Он откровенно удивился:
— Почему вы так считаете?
— Потому что я… ничего для вас не значу, и вы не стали бы вспоминать обо мне, как…
Она запнулась, сильно смутившись, но маркиз тотчас подбодрил ее:
— Пожалуйста, закончите фразу, мне очень интересно.
— Это прозвучит дерзко… вы рассердитесь.
— Я не рассержусь, и вообще ничего из сказанного нами друг другу нельзя называть дерзостью. Ведь мы с вами вместе творим наше приключение, и нам необходимо быть откровенными.
— Ну, хорошо… Я хотела сказать, что вы не стали бы вспоминать обо мне, как о тех красивых леди, которые, как рассказывал Чампкинс, постоянно преследовали вас. Если вы относили их в постель, это имело для вас свое значение.
Размышления Эрайны удивили маркиза, но потом он сообразил, что так думать может лишь существо очень юное и невинное.
— Вероятно, вы правы, — небрежно произнес он, — но что я и в самом деле запомнил, укладывая вас в постель, так это ваш слишком малый для такого роста вес. Если вы хотите меня порадовать, ешьте так, чтобы исчезли провалы у вас на щеках, а также, как я подозреваю, те, что есть и в других местах на вашем теле.
— Постараюсь… Обещаю, что буду стараться, — совершенно непосредственно ответила Эрай-на. — Я уже чувствую, что пополнела со вчерашнего дня.
— Это всего лишь ваше воображение, — возразил маркиз. — Нам предстоит еще долгий путь, так что возьмите-ка второй кусочек голубя или съешьте телятины, хоть она и приготовлена не так хорошо, как мне хотелось бы.
— Я не могу больше есть, — взмолилась Эрайна. — Постараюсь завтра быть более послушной, но я обычно съедала на обед яйцо или немного супа из овощей, который готовила для мамы… а на завтрак нам нужно было немного…
Судя по тому, как она это все говорила, маркиз понял, что она вовсе не старается его разжалобить, а просто излагает факты своего прошлого, как есть, чтобы ему все стало ясно.
— В замке у моего отца, насколько я могу припомнить, всегда было много еды, — сказал он, — и еды отменной, но приготовленной далеко не так искусно, как я теперь предпочитаю.
Немного подумав, он продолжал:
— В реке там водятся лососи, и я надеюсь сам поймать их много. В море есть омары. Есть олени в охотничьих угодьях. На вересковых пустошах сейчас подрастает множество куропаток и тетеревов.
— Это звучит заманчиво! — воскликнула Эрайна. — А Чампкинс уверяет, что там будет хаггис.
— Конечно, — согласился маркиз. — Хаггис и овсянка на завтрак. От одного этого вы растолстеете, если больше ничто не поможет!
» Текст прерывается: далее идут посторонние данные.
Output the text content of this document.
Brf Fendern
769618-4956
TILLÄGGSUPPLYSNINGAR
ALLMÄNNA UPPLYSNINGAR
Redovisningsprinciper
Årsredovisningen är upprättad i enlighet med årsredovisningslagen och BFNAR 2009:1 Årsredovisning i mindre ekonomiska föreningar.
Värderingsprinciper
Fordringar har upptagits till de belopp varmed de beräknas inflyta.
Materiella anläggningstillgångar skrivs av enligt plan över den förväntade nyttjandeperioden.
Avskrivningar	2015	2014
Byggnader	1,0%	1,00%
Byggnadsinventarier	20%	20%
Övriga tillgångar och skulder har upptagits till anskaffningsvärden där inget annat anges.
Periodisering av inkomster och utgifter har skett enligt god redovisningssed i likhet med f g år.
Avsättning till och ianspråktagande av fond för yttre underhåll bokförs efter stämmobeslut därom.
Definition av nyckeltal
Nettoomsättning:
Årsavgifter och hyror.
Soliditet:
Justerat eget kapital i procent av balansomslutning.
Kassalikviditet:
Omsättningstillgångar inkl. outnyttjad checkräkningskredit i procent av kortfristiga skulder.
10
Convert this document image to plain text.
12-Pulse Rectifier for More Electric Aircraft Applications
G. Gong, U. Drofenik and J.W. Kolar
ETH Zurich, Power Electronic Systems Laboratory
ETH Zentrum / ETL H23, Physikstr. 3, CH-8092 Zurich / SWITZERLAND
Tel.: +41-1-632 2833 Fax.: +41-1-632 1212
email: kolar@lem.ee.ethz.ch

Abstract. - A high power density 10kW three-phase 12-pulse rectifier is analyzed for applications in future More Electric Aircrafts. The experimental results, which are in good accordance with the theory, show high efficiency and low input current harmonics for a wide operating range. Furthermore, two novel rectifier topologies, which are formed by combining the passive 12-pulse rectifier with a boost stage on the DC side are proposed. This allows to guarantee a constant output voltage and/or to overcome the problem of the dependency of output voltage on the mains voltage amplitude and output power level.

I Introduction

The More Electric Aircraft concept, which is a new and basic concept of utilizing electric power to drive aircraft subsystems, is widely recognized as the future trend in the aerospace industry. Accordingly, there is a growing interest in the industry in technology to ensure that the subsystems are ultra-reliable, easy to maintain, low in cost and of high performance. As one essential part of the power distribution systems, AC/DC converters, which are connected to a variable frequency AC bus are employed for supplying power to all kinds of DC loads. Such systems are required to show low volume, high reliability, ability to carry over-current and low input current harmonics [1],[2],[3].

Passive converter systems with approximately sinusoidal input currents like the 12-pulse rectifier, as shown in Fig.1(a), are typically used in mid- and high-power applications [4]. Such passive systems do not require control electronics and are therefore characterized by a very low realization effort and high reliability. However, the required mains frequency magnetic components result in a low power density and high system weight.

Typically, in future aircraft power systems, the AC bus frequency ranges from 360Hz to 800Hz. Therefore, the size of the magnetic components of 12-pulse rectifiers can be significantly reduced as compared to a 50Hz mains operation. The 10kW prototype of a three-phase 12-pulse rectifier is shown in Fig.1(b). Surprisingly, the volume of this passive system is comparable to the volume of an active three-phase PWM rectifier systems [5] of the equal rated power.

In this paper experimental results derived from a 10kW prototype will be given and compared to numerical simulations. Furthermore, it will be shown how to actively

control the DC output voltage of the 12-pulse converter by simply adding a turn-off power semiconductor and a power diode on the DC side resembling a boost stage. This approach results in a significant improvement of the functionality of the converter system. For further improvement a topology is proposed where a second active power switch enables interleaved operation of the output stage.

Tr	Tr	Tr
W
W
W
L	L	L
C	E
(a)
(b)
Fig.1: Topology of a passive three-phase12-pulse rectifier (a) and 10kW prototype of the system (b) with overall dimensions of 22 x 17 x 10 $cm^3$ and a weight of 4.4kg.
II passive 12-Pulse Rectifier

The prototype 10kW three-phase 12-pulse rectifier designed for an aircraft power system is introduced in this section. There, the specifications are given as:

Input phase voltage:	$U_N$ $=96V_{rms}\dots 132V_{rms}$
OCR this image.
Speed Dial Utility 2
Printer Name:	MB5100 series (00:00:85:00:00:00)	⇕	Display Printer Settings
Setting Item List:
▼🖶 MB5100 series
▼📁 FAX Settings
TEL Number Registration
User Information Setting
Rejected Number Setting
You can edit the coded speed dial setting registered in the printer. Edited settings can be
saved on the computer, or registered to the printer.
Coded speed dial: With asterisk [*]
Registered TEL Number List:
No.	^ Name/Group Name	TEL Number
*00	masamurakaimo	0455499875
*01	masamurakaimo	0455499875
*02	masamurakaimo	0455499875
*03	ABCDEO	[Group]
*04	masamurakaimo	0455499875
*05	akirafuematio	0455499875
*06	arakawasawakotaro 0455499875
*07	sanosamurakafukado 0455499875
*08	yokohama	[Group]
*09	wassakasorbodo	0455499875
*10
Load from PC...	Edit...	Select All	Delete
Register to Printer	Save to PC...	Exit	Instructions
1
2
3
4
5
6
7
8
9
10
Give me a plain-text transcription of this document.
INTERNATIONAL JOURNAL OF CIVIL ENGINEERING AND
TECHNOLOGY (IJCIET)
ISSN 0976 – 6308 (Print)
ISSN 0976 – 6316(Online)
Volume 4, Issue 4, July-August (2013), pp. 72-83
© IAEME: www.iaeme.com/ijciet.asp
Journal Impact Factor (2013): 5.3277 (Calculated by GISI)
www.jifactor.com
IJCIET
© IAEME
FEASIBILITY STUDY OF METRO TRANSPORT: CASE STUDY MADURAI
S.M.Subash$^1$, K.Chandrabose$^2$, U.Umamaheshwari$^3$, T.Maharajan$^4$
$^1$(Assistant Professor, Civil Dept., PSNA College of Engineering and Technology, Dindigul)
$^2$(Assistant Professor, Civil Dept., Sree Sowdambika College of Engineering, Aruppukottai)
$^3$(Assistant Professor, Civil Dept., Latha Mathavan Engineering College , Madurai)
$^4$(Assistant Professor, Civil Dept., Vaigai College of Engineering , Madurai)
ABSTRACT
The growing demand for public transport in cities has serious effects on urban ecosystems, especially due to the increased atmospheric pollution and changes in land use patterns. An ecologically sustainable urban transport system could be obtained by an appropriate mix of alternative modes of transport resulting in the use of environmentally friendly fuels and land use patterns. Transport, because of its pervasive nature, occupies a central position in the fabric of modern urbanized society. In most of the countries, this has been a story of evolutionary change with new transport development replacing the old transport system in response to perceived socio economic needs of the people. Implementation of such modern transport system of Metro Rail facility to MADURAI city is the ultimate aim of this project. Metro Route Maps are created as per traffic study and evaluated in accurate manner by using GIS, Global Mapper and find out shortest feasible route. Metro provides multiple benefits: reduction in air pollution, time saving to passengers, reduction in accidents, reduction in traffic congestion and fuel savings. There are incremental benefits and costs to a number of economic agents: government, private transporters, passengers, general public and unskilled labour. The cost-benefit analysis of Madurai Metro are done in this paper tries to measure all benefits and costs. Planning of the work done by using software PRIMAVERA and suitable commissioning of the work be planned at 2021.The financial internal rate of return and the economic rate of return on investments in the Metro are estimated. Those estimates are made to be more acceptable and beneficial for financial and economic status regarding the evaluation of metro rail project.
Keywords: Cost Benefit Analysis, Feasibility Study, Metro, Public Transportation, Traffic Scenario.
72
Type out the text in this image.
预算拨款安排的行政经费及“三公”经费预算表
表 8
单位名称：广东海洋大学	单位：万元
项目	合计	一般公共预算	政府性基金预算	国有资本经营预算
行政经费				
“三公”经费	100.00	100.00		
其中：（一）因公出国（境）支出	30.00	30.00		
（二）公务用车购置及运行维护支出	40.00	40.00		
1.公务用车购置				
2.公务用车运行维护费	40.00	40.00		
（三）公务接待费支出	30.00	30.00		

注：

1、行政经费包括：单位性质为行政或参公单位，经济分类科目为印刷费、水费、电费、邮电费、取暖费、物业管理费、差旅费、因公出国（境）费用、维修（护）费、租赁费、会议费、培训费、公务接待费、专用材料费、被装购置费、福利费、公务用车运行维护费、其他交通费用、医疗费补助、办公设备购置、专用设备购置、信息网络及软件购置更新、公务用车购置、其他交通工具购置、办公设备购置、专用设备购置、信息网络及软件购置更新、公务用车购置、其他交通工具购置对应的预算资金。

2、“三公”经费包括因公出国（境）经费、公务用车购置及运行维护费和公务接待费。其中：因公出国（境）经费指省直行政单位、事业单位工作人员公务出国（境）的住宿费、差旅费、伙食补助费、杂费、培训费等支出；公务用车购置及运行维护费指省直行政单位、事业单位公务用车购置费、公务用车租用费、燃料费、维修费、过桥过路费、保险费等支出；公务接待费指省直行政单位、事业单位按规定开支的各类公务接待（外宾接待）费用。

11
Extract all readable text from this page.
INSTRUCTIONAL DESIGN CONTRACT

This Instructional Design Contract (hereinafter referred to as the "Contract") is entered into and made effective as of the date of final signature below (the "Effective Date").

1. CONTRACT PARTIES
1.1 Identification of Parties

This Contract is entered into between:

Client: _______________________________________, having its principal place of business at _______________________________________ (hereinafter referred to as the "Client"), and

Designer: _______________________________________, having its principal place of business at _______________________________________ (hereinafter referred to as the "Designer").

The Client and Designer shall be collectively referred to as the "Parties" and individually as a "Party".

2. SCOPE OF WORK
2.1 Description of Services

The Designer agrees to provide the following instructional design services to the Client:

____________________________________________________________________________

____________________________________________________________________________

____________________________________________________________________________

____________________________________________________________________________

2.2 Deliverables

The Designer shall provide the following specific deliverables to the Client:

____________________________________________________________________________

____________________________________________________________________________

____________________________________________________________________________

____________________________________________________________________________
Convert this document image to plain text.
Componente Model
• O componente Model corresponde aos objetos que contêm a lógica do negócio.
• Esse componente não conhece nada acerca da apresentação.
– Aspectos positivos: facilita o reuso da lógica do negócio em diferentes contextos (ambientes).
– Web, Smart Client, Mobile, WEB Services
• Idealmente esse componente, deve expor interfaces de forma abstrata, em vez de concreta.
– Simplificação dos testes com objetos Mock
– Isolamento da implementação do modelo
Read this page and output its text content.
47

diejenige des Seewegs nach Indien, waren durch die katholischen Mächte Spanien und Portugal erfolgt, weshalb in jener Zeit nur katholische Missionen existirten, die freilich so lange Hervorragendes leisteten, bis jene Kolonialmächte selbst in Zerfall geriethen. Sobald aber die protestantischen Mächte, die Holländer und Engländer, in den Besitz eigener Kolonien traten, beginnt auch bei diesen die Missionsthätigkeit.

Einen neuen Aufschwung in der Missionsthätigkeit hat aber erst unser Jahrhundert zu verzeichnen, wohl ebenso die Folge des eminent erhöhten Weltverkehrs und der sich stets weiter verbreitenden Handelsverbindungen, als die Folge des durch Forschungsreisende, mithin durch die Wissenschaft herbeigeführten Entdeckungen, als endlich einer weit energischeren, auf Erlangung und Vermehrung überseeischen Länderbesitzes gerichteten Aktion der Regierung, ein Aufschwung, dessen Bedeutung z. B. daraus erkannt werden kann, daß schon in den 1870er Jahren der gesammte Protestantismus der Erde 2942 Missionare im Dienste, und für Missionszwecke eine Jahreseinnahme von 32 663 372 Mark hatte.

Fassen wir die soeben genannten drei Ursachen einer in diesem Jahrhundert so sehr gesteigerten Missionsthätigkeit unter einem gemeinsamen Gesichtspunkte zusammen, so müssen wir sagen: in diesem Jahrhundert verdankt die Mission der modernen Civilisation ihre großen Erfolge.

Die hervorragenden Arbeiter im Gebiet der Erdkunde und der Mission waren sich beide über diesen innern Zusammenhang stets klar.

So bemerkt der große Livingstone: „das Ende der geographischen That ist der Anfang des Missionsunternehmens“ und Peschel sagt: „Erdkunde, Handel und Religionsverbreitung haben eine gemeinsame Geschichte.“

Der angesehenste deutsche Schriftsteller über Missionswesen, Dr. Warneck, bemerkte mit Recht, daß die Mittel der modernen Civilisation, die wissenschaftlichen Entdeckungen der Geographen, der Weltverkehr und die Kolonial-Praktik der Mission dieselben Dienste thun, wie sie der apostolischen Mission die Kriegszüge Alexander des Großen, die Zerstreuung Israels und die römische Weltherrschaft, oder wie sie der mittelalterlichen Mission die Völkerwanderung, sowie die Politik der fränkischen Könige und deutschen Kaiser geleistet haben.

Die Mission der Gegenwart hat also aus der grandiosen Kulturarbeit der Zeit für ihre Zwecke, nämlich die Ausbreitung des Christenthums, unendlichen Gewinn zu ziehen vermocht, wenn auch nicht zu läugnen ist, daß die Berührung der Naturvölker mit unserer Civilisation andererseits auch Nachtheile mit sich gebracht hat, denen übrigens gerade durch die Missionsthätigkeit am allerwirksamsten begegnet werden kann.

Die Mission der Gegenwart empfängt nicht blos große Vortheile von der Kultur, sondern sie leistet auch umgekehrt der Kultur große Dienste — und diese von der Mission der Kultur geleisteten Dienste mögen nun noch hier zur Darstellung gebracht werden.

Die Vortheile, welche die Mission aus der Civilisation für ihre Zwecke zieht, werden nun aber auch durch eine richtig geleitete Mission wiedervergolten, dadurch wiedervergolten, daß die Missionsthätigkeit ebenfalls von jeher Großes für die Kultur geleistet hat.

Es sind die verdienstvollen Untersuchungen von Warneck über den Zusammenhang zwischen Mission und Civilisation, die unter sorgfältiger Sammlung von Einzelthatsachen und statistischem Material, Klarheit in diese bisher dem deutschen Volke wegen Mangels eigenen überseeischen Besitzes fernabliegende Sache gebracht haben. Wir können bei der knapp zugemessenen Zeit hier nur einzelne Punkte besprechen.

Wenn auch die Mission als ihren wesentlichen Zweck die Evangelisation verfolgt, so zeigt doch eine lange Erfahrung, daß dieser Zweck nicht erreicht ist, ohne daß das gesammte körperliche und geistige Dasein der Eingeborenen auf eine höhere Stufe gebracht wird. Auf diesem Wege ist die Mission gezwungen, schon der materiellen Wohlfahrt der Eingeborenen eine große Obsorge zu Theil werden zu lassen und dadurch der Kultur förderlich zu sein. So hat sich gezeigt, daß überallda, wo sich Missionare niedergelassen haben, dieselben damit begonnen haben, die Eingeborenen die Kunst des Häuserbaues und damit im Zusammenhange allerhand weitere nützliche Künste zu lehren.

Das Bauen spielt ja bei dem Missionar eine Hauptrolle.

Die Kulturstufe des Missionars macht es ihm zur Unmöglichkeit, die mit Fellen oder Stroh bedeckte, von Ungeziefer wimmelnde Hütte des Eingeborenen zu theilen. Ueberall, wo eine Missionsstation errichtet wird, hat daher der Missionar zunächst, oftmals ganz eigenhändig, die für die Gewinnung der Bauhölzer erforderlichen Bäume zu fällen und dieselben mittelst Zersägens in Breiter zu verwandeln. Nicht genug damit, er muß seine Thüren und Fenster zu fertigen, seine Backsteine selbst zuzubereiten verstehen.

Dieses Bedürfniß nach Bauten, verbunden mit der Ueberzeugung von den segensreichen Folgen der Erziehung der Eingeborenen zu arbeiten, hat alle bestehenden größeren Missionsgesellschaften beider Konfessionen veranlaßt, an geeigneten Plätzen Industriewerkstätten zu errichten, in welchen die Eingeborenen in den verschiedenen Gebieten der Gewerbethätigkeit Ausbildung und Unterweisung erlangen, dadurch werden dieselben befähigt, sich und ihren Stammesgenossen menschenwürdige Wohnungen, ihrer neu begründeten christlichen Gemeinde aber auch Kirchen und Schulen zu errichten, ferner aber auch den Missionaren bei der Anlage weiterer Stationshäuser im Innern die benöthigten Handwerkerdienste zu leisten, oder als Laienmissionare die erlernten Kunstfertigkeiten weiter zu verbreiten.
И он вспомнил, что к завтраку в столовой на первом этаже замка всегда подавали огромную чашу овсяной каши.
Вспомнил и то, как наполняли кашей до краев его собственную деревянную чашку с окаймленными серебром краями, подаренную ему на крестины. Кашу солили, после чего он, как велел отец, ходил по комнате и ел эту кашу.
То была традиция древних скоттов — есть овсянку стоя, на случай внезапного нападения враждебного клана.
Маркиз поразмышлял, стоит ли говорить Эрайне об этом обычае, но решил, что это несущественно, поскольку женщинам разрешалось есть овсянку сидя. Стало быть, ее это не касается.
Вслух он произнес:
— Просто удивительно, как много традиций, известных моему отцу и множеству наших родственников, я совсем позабыл. Если я проявлю свое невежество, это не просто заденет их чувства, они, чего доброго, обратят против меня оружие.
Последовала недолгая пауза. Потом заговорила Эрайна:
— Я полагаю, что думать подобным образом — ошибка с вашей стороны.
Маркиз уставился на нее.
— Что вы имеете в виду?
— Вы просили меня быть с вами правдивой. Я считаю, вам не следует возвращаться домой в таком враждебном настроении. Папа всегда говорил: что отдашь, то и получишь. И я думаю, он был прав.
Маркиз молчал, и она продолжала:
— Мы изображаем супружескую пару, и я считаю, было бы… мудро с вашей стороны показать, что вы… рады снова увидеть отца… рады вернуться домой. Если они ждут от вас упорства и недовольства, то тем более будут поражены, столкнувшись с противоположным.
Окончив говорить, Эрайна присмотрелась к выражению лица маркиза и быстро произнесла:
— Простите… но вы сами просили меня… Глаза у нее стали большими и испуганными после этих слов.
Именно в эту минуту маркиз собирался заявить, что это не ее дело, что она не имеет права поучать его. Но ведь она говорит разумные вещи, он и сам думал об этом.